Major League Baseball: Royals 4, Tigers 2
KANSAS CITY, Mo. For the first time this season, the Royals won a series. They beat the Tigers 4-2 on Sunday at Kauffman Stadium in a game that lasted 2 hours and 16 minutes, thanks in part to another sterling outing from starting pitcher Jakob Junis and the speed of second baseman Whit Merrifield.
Merrifield jump-started the Royals offense in the first inning. He rolled a ground ball down the line that would have been an easy out.
Instead, Tigers third baseman Niko Goo-drum deflected it into left field. Merrifield pumped his arms, but his sprint around the bases seemed effortless. He wasted no time coming into the bag at second. He slid the final few feet and was standing to pull off his batting gloves when the throw from outfielder JaCoby Jones hit cutoff man Jose Iglesias.
Merrifield later scored on Mike Moustakas sacrifice fly.
Merrifield hasnt had the chance this season to flaunt much of his speed, which he turned into 32 doubles, six triples and an American League-best 34 stolen bases last season.
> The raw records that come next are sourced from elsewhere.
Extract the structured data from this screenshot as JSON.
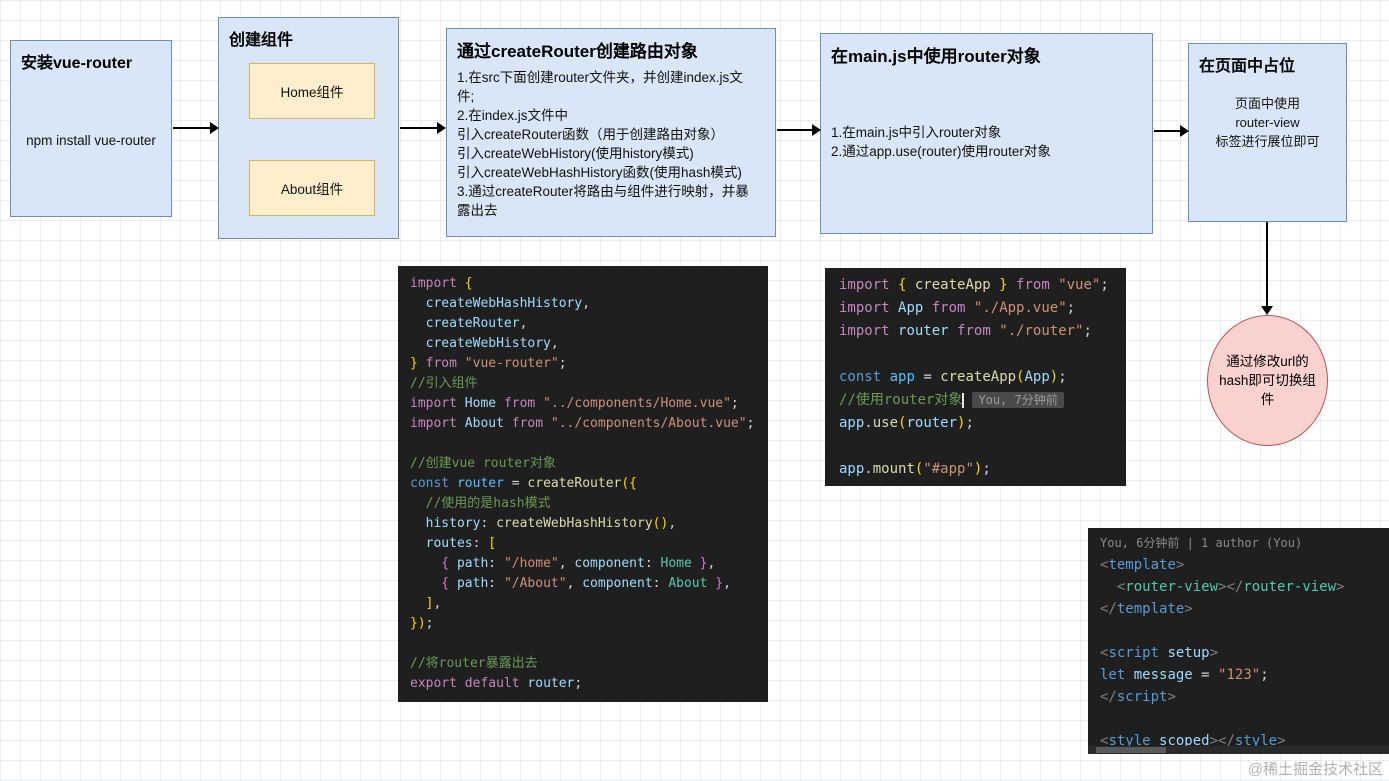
{
  "flow": {
    "box1": {
      "title": "安装vue-router",
      "body": "npm install vue-router"
    },
    "box2": {
      "title": "创建组件",
      "items": [
        {
          "label": "Home组件"
        },
        {
          "label": "About组件"
        }
      ]
    },
    "box3": {
      "title": "通过createRouter创建路由对象",
      "body": "1.在src下面创建router文件夹，并创建index.js文\n件;\n2.在index.js文件中\n引入createRouter函数（用于创建路由对象）\n引入createWebHistory(使用history模式)\n引入createWebHashHistory函数(使用hash模式)\n3.通过createRouter将路由与组件进行映射，并暴\n露出去"
    },
    "box4": {
      "title": "在main.js中使用router对象",
      "body": "1.在main.js中引入router对象\n2.通过app.use(router)使用router对象"
    },
    "box5": {
      "title": "在页面中占位",
      "body": "页面中使用\nrouter-view\n标签进行展位即可"
    },
    "bubble": {
      "text": "通过修改url的\nhash即可切换组\n件"
    }
  },
  "code_blocks": {
    "router_index": {
      "lines": [
        [
          [
            "kw",
            "import"
          ],
          [
            "pun",
            " "
          ],
          [
            "brk",
            "{"
          ]
        ],
        [
          [
            "var",
            "  createWebHashHistory"
          ],
          [
            "pun",
            ","
          ]
        ],
        [
          [
            "var",
            "  createRouter"
          ],
          [
            "pun",
            ","
          ]
        ],
        [
          [
            "var",
            "  createWebHistory"
          ],
          [
            "pun",
            ","
          ]
        ],
        [
          [
            "brk",
            "}"
          ],
          [
            "pun",
            " "
          ],
          [
            "kw",
            "from"
          ],
          [
            "pun",
            " "
          ],
          [
            "str",
            "\"vue-router\""
          ],
          [
            "pun",
            ";"
          ]
        ],
        [
          [
            "com",
            "//引入组件"
          ]
        ],
        [
          [
            "kw",
            "import"
          ],
          [
            "pun",
            " "
          ],
          [
            "var",
            "Home"
          ],
          [
            "pun",
            " "
          ],
          [
            "kw",
            "from"
          ],
          [
            "pun",
            " "
          ],
          [
            "str",
            "\"../components/Home.vue\""
          ],
          [
            "pun",
            ";"
          ]
        ],
        [
          [
            "kw",
            "import"
          ],
          [
            "pun",
            " "
          ],
          [
            "var",
            "About"
          ],
          [
            "pun",
            " "
          ],
          [
            "kw",
            "from"
          ],
          [
            "pun",
            " "
          ],
          [
            "str",
            "\"../components/About.vue\""
          ],
          [
            "pun",
            ";"
          ]
        ],
        [],
        [
          [
            "com",
            "//创建vue router对象"
          ]
        ],
        [
          [
            "decl",
            "const"
          ],
          [
            "pun",
            " "
          ],
          [
            "varc",
            "router"
          ],
          [
            "pun",
            " = "
          ],
          [
            "fn",
            "createRouter"
          ],
          [
            "brk",
            "({"
          ]
        ],
        [
          [
            "com",
            "  //使用的是hash模式"
          ]
        ],
        [
          [
            "var",
            "  history"
          ],
          [
            "pun",
            ": "
          ],
          [
            "fn",
            "createWebHashHistory"
          ],
          [
            "brk",
            "()"
          ],
          [
            "pun",
            ","
          ]
        ],
        [
          [
            "var",
            "  routes"
          ],
          [
            "pun",
            ": "
          ],
          [
            "brk",
            "["
          ]
        ],
        [
          [
            "brkp",
            "    { "
          ],
          [
            "var",
            "path"
          ],
          [
            "pun",
            ": "
          ],
          [
            "str",
            "\"/home\""
          ],
          [
            "pun",
            ", "
          ],
          [
            "var",
            "component"
          ],
          [
            "pun",
            ": "
          ],
          [
            "teal",
            "Home"
          ],
          [
            "brkp",
            " }"
          ],
          [
            "pun",
            ","
          ]
        ],
        [
          [
            "brkp",
            "    { "
          ],
          [
            "var",
            "path"
          ],
          [
            "pun",
            ": "
          ],
          [
            "str",
            "\"/About\""
          ],
          [
            "pun",
            ", "
          ],
          [
            "var",
            "component"
          ],
          [
            "pun",
            ": "
          ],
          [
            "teal",
            "About"
          ],
          [
            "brkp",
            " }"
          ],
          [
            "pun",
            ","
          ]
        ],
        [
          [
            "brk",
            "  ]"
          ],
          [
            "pun",
            ","
          ]
        ],
        [
          [
            "brk",
            "})"
          ],
          [
            "pun",
            ";"
          ]
        ],
        [],
        [
          [
            "com",
            "//将router暴露出去"
          ]
        ],
        [
          [
            "kw",
            "export"
          ],
          [
            "pun",
            " "
          ],
          [
            "kw",
            "default"
          ],
          [
            "pun",
            " "
          ],
          [
            "var",
            "router"
          ],
          [
            "pun",
            ";"
          ]
        ]
      ]
    },
    "main_js": {
      "lines": [
        [
          [
            "kw",
            "import"
          ],
          [
            "pun",
            " "
          ],
          [
            "brk",
            "{"
          ],
          [
            "fn",
            " createApp "
          ],
          [
            "brk",
            "}"
          ],
          [
            "pun",
            " "
          ],
          [
            "kw",
            "from"
          ],
          [
            "pun",
            " "
          ],
          [
            "str",
            "\"vue\""
          ],
          [
            "pun",
            ";"
          ]
        ],
        [
          [
            "kw",
            "import"
          ],
          [
            "pun",
            " "
          ],
          [
            "var",
            "App"
          ],
          [
            "pun",
            " "
          ],
          [
            "kw",
            "from"
          ],
          [
            "pun",
            " "
          ],
          [
            "str",
            "\"./App.vue\""
          ],
          [
            "pun",
            ";"
          ]
        ],
        [
          [
            "kw",
            "import"
          ],
          [
            "pun",
            " "
          ],
          [
            "var",
            "router"
          ],
          [
            "pun",
            " "
          ],
          [
            "kw",
            "from"
          ],
          [
            "pun",
            " "
          ],
          [
            "str",
            "\"./router\""
          ],
          [
            "pun",
            ";"
          ]
        ],
        [],
        [
          [
            "decl",
            "const"
          ],
          [
            "pun",
            " "
          ],
          [
            "varc",
            "app"
          ],
          [
            "pun",
            " = "
          ],
          [
            "fn",
            "createApp"
          ],
          [
            "brk",
            "("
          ],
          [
            "var",
            "App"
          ],
          [
            "brk",
            ")"
          ],
          [
            "pun",
            ";"
          ]
        ],
        [
          [
            "com",
            "//使用router对象"
          ],
          [
            "cursor",
            ""
          ],
          [
            "blame",
            "You, 7分钟前"
          ]
        ],
        [
          [
            "var",
            "app"
          ],
          [
            "pun",
            "."
          ],
          [
            "fn",
            "use"
          ],
          [
            "brk",
            "("
          ],
          [
            "var",
            "router"
          ],
          [
            "brk",
            ")"
          ],
          [
            "pun",
            ";"
          ]
        ],
        [],
        [
          [
            "var",
            "app"
          ],
          [
            "pun",
            "."
          ],
          [
            "fn",
            "mount"
          ],
          [
            "brk",
            "("
          ],
          [
            "str",
            "\"#app\""
          ],
          [
            "brk",
            ")"
          ],
          [
            "pun",
            ";"
          ]
        ]
      ]
    },
    "app_vue": {
      "lines": [
        [
          [
            "dim",
            "You, 6分钟前 | 1 author (You)"
          ]
        ],
        [
          [
            "tagb",
            "<"
          ],
          [
            "tag",
            "template"
          ],
          [
            "tagb",
            ">"
          ]
        ],
        [
          [
            "tagb",
            "  <"
          ],
          [
            "teal",
            "router-view"
          ],
          [
            "tagb",
            "></"
          ],
          [
            "teal",
            "router-view"
          ],
          [
            "tagb",
            ">"
          ]
        ],
        [
          [
            "tagb",
            "</"
          ],
          [
            "tag",
            "template"
          ],
          [
            "tagb",
            ">"
          ]
        ],
        [],
        [
          [
            "tagb",
            "<"
          ],
          [
            "tag",
            "script"
          ],
          [
            "var",
            " setup"
          ],
          [
            "tagb",
            ">"
          ]
        ],
        [
          [
            "decl",
            "let"
          ],
          [
            "pun",
            " "
          ],
          [
            "var",
            "message"
          ],
          [
            "pun",
            " = "
          ],
          [
            "str",
            "\"123\""
          ],
          [
            "pun",
            ";"
          ]
        ],
        [
          [
            "tagb",
            "</"
          ],
          [
            "tag",
            "script"
          ],
          [
            "tagb",
            ">"
          ]
        ],
        [],
        [
          [
            "tagb",
            "<"
          ],
          [
            "tag",
            "style"
          ],
          [
            "var",
            " scoped"
          ],
          [
            "tagb",
            "></"
          ],
          [
            "tag",
            "style"
          ],
          [
            "tagb",
            ">"
          ]
        ]
      ]
    }
  },
  "colors": {
    "flow_box_fill": "#d9e6f8",
    "flow_box_border": "#6c8ebf",
    "component_fill": "#ffeecb",
    "component_border": "#d9b55a",
    "bubble_fill": "#f9d2d0",
    "bubble_border": "#b85450",
    "code_background": "#1f1f1f"
  },
  "watermark": "@稀土掘金技术社区"
}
Opponents have tempered it. He entered Sunday with four steals, tied for 26th in baseball with 13 others, and had been caught stealing twice. His double in the first inning was his seventh of the year.
But against Boyd on Sunday afternoon, the script flipped. Merrifield flaunted fleet-footedness, which MLBs Statcast system clocked at 29 feet per second. He is tied for third among all second basemen in sprint speed.
And although Boyd did little to hold runners, allowing Merrifield to nab two bags in the third inning without putting up much of a fight, Merrifield matched a career high with three stolen bases in the game.
Merrifields aggressiveness sparked a three-run third inning in which the Royals reached base four times in a row with two outs. Merrifield was the first, singling on a ground ball. He stole second base ahead of Jorge Solers five-pitch walk. The pair scored easily when Moustakas smacked a double into the wall in center field.
Then Salvador Perez skied a fly ball to left field. Iglesias, blinded by the sun, backed up to into the outfield to attempt a catch but lost sight of the ball. He dropped to the grass and covered his head in anticipation. The ball landed a few feet to his left.
By the time Jones scooped it up, Moustakas had scored the Royals fourth run.
It was all the insurance they needed, as Junis and his electric slider limited the Tigers to two runs and eight hits in seven-plus innings. The Royals, after taking three of four from the Tigers, improved to 11-23.